The identity element in multiplication Let's get on with the question. Is it true that the multiplication is always commutative when we multiply an entity (number, matrix etc.) with the identity entity? I mean, the statement is true in the scope of numbers ($a×1=1×a=a$) and even in the scope of matrices , where multiplication is not commutative from general perspective.
If it is true, then what would be the proof of it? (an as general as possible proof). The smallest but strong starting point of it would be of great use. Thanks in advance!
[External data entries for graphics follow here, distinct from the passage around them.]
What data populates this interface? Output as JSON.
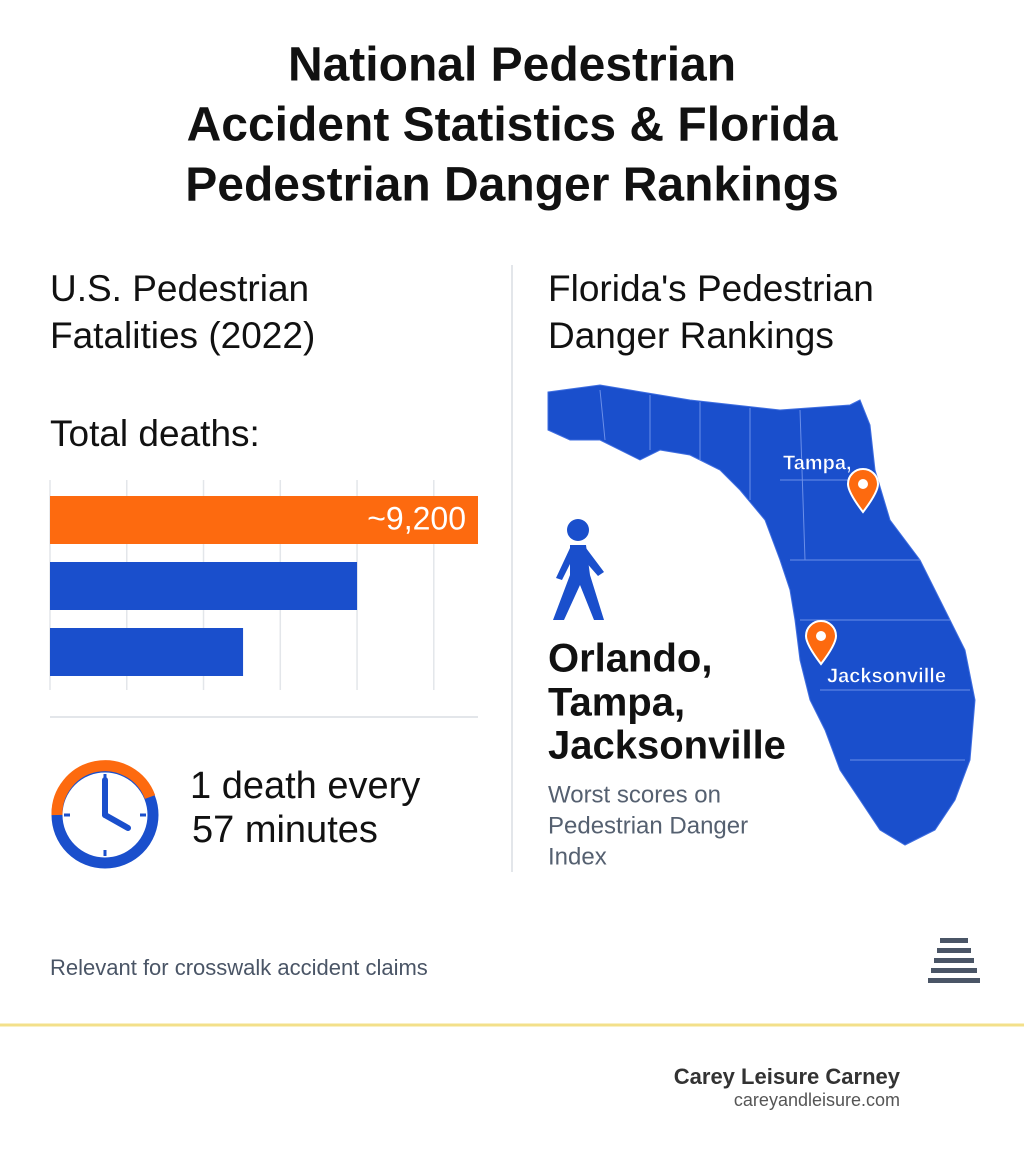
{
  "title": [
    "National Pedestrian",
    "Accident Statistics & Florida",
    "Pedestrian Danger Rankings"
  ],
  "left": {
    "heading": [
      "U.S. Pedestrian",
      "Fatalities (2022)"
    ],
    "subheading": "Total deaths:",
    "stat": [
      "1 death every",
      "57 minutes"
    ]
  },
  "chart_data": {
    "type": "bar",
    "orientation": "horizontal",
    "categories": [
      null,
      null,
      null
    ],
    "values": [
      9200,
      6600,
      4150
    ],
    "value_labels": [
      "~9,200",
      null,
      null
    ],
    "colors": [
      "#fd6a0f",
      "#1a4fcc",
      "#1a4fcc"
    ],
    "xlim": [
      0,
      9200
    ],
    "xticks": [
      0,
      1650,
      3300,
      4950,
      6600,
      8250
    ],
    "grid": true
  },
  "right": {
    "heading": [
      "Florida's Pedestrian",
      "Danger Rankings"
    ],
    "cities": [
      "Orlando,",
      "Tampa,",
      "Jacksonville"
    ],
    "note": [
      "Worst scores on",
      "Pedestrian Danger",
      "Index"
    ],
    "map_labels": [
      "Tampa,",
      "Jacksonville"
    ]
  },
  "footnote": "Relevant for crosswalk accident claims",
  "footer": {
    "name": "Carey Leisure Carney",
    "url": "careyandleisure.com"
  }
}
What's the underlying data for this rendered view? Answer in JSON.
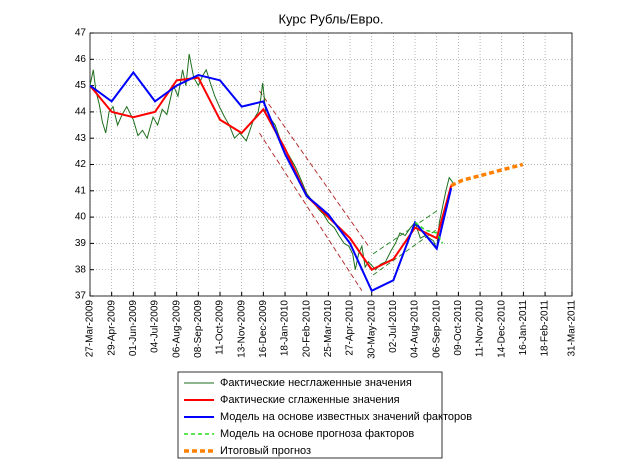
{
  "chart_data": {
    "type": "line",
    "title": "Курс Рубль/Евро.",
    "xlim": [
      "2009-03-27",
      "2011-03-31"
    ],
    "xticks": [
      {
        "value": "2009-03-27",
        "label": "27-Mar-2009"
      },
      {
        "value": "2009-04-29",
        "label": "29-Apr-2009"
      },
      {
        "value": "2009-06-01",
        "label": "01-Jun-2009"
      },
      {
        "value": "2009-07-04",
        "label": "04-Jul-2009"
      },
      {
        "value": "2009-08-06",
        "label": "06-Aug-2009"
      },
      {
        "value": "2009-09-08",
        "label": "08-Sep-2009"
      },
      {
        "value": "2009-10-11",
        "label": "11-Oct-2009"
      },
      {
        "value": "2009-11-13",
        "label": "13-Nov-2009"
      },
      {
        "value": "2009-12-16",
        "label": "16-Dec-2009"
      },
      {
        "value": "2010-01-18",
        "label": "18-Jan-2010"
      },
      {
        "value": "2010-02-20",
        "label": "20-Feb-2010"
      },
      {
        "value": "2010-03-25",
        "label": "25-Mar-2010"
      },
      {
        "value": "2010-04-27",
        "label": "27-Apr-2010"
      },
      {
        "value": "2010-05-30",
        "label": "30-May-2010"
      },
      {
        "value": "2010-07-02",
        "label": "02-Jul-2010"
      },
      {
        "value": "2010-08-04",
        "label": "04-Aug-2010"
      },
      {
        "value": "2010-09-06",
        "label": "06-Sep-2010"
      },
      {
        "value": "2010-10-09",
        "label": "09-Oct-2010"
      },
      {
        "value": "2010-11-11",
        "label": "11-Nov-2010"
      },
      {
        "value": "2010-12-14",
        "label": "14-Dec-2010"
      },
      {
        "value": "2011-01-16",
        "label": "16-Jan-2011"
      },
      {
        "value": "2011-02-18",
        "label": "18-Feb-2011"
      },
      {
        "value": "2011-03-31",
        "label": "31-Mar-2011"
      }
    ],
    "ylim": [
      37,
      47
    ],
    "yticks": [
      37,
      38,
      39,
      40,
      41,
      42,
      43,
      44,
      45,
      46,
      47
    ],
    "grid": true,
    "series": [
      {
        "name": "Фактические несглаженные значения",
        "color": "#1e6e1e",
        "width": 1,
        "dash": "none",
        "x": [
          "2009-03-27",
          "2009-04-01",
          "2009-04-05",
          "2009-04-10",
          "2009-04-15",
          "2009-04-20",
          "2009-04-25",
          "2009-05-01",
          "2009-05-08",
          "2009-05-15",
          "2009-05-22",
          "2009-06-01",
          "2009-06-08",
          "2009-06-15",
          "2009-06-22",
          "2009-07-01",
          "2009-07-08",
          "2009-07-15",
          "2009-07-22",
          "2009-08-01",
          "2009-08-08",
          "2009-08-15",
          "2009-08-20",
          "2009-08-25",
          "2009-09-01",
          "2009-09-08",
          "2009-09-15",
          "2009-09-20",
          "2009-09-25",
          "2009-10-03",
          "2009-10-10",
          "2009-10-18",
          "2009-10-25",
          "2009-11-02",
          "2009-11-10",
          "2009-11-20",
          "2009-12-01",
          "2009-12-08",
          "2009-12-12",
          "2009-12-15",
          "2009-12-20",
          "2009-12-25",
          "2010-01-03",
          "2010-01-10",
          "2010-01-18",
          "2010-01-25",
          "2010-02-03",
          "2010-02-10",
          "2010-02-20",
          "2010-03-01",
          "2010-03-10",
          "2010-03-18",
          "2010-03-25",
          "2010-04-03",
          "2010-04-10",
          "2010-04-18",
          "2010-04-25",
          "2010-05-01",
          "2010-05-05",
          "2010-05-10",
          "2010-05-15",
          "2010-05-20",
          "2010-05-25",
          "2010-06-05",
          "2010-06-12",
          "2010-06-20",
          "2010-06-28",
          "2010-07-05",
          "2010-07-12",
          "2010-07-20",
          "2010-07-28",
          "2010-08-04",
          "2010-08-12",
          "2010-08-20",
          "2010-09-01",
          "2010-09-06",
          "2010-09-10",
          "2010-09-15",
          "2010-09-20",
          "2010-09-25",
          "2010-10-01"
        ],
        "values": [
          45.0,
          45.6,
          44.8,
          44.3,
          43.6,
          43.2,
          44.0,
          44.2,
          43.5,
          43.9,
          44.2,
          43.7,
          43.1,
          43.3,
          43.0,
          43.8,
          43.5,
          44.1,
          43.9,
          45.0,
          44.6,
          45.6,
          45.0,
          46.2,
          45.3,
          45.0,
          45.4,
          45.6,
          45.2,
          44.6,
          44.2,
          43.8,
          43.5,
          43.0,
          43.2,
          42.9,
          43.7,
          44.0,
          44.5,
          45.1,
          43.9,
          43.8,
          43.5,
          43.0,
          42.6,
          42.3,
          41.9,
          41.5,
          40.9,
          40.6,
          40.3,
          40.1,
          39.8,
          39.6,
          39.3,
          39.0,
          38.9,
          38.6,
          38.0,
          38.6,
          38.9,
          38.1,
          38.3,
          38.0,
          38.2,
          38.3,
          38.7,
          39.0,
          39.4,
          39.3,
          39.6,
          39.8,
          39.2,
          39.3,
          39.1,
          38.8,
          39.8,
          40.4,
          41.0,
          41.5,
          41.3
        ]
      },
      {
        "name": "Фактические сглаженные значения",
        "color": "#ff0000",
        "width": 2,
        "dash": "none",
        "x": [
          "2009-03-27",
          "2009-04-29",
          "2009-06-01",
          "2009-07-04",
          "2009-08-06",
          "2009-09-08",
          "2009-10-11",
          "2009-11-13",
          "2009-12-16",
          "2010-01-18",
          "2010-02-20",
          "2010-03-25",
          "2010-04-27",
          "2010-05-30",
          "2010-07-02",
          "2010-08-04",
          "2010-09-06",
          "2010-09-28"
        ],
        "values": [
          45.0,
          44.0,
          43.8,
          44.0,
          45.2,
          45.3,
          43.7,
          43.2,
          44.1,
          42.6,
          40.8,
          40.0,
          39.2,
          38.0,
          38.4,
          39.6,
          39.2,
          41.2
        ]
      },
      {
        "name": "Модель на основе известных значений факторов",
        "color": "#0000ff",
        "width": 2,
        "dash": "none",
        "x": [
          "2009-03-27",
          "2009-04-29",
          "2009-06-01",
          "2009-07-04",
          "2009-08-06",
          "2009-09-08",
          "2009-10-11",
          "2009-11-13",
          "2009-12-16",
          "2010-01-18",
          "2010-02-20",
          "2010-03-25",
          "2010-04-27",
          "2010-05-30",
          "2010-07-02",
          "2010-08-04",
          "2010-09-06",
          "2010-09-28"
        ],
        "values": [
          45.0,
          44.4,
          45.5,
          44.4,
          45.0,
          45.4,
          45.2,
          44.2,
          44.4,
          42.4,
          40.8,
          40.1,
          39.0,
          37.2,
          37.6,
          39.8,
          38.8,
          41.1
        ]
      },
      {
        "name": "Модель на основе прогноза факторов",
        "color": "#22dd22",
        "width": 1.5,
        "dash": "4 3",
        "x": [
          "2010-08-04",
          "2010-08-20",
          "2010-09-06",
          "2010-09-15"
        ],
        "values": [
          39.8,
          39.5,
          39.4,
          39.0
        ]
      },
      {
        "name": "Итоговый прогноз",
        "color": "#ff8000",
        "width": 3.5,
        "dash": "5 3",
        "x": [
          "2010-09-28",
          "2010-10-15",
          "2010-11-15",
          "2010-12-15",
          "2011-01-15"
        ],
        "values": [
          41.2,
          41.4,
          41.6,
          41.8,
          42.0
        ]
      }
    ],
    "trend_lines": [
      {
        "color": "#b02020",
        "x": [
          "2009-12-10",
          "2010-05-25"
        ],
        "values": [
          44.8,
          38.9
        ]
      },
      {
        "color": "#b02020",
        "x": [
          "2009-12-10",
          "2010-05-15"
        ],
        "values": [
          43.2,
          37.2
        ]
      },
      {
        "color": "#208020",
        "x": [
          "2010-06-01",
          "2010-09-10"
        ],
        "values": [
          38.6,
          40.3
        ]
      },
      {
        "color": "#208020",
        "x": [
          "2010-06-01",
          "2010-09-10"
        ],
        "values": [
          37.8,
          39.6
        ]
      }
    ]
  }
}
 A: An identity need not commute with every entity. There are left identities and right identities. For example, with 2 elements $a$ and $b$, define $a \times b = b$ and $b \times a = a$. In this case both $a$ and $b$ are left identities, and there is no defined right identity. If $a$ and $b$ happen to equal each other, then we can call it a two-sided identity, which is what we usually deal with when we have identities--just not always.
A: Say there were two distinct identities, a left one and a right one
$$
e_L: \forall a (e_La = a) \\
e_R: \forall a (ae_R = a) 
$$
Then by the first of those statements, taking $a=e_R$, 
$$
e_Le_R=e_R
$$
And by the second of those statements, taking $a=e_L$, 
$$
e_Le_R=e_L
$$
So by transitivity of equality,
$$
e_L = e_R
$$
This is true for any set equipped with a multiplication operation, if that operation has a left-identity element and a right-identity element.
A: By definition an identity element $I$ under $\times$ is an element such that $I\times a=a \times I=a$ for all $a$. So yes it must commute with any element.
A one-sided identety however doesn't. A left identity element $I_L$ under $\times$ is defined such that $I_L\times a = a$ for all $a$, no further requirement is implied. And such an element doesn't have to commute, you can for example define $\times$ as $\xi\times\eta =\eta$ and then any $a$ is an identity, but if $a\ne b$ we have $a\times b = b\ne a = b\times a$.
However if you have both a right and left identity they are both the same since $I_L = I_L\times I_R = I_R$. Also they are unique since if $I'_L = I_R = I_L$. Also it is an identity since $I_L\times a = a = a\times I_R = a\times I_L$.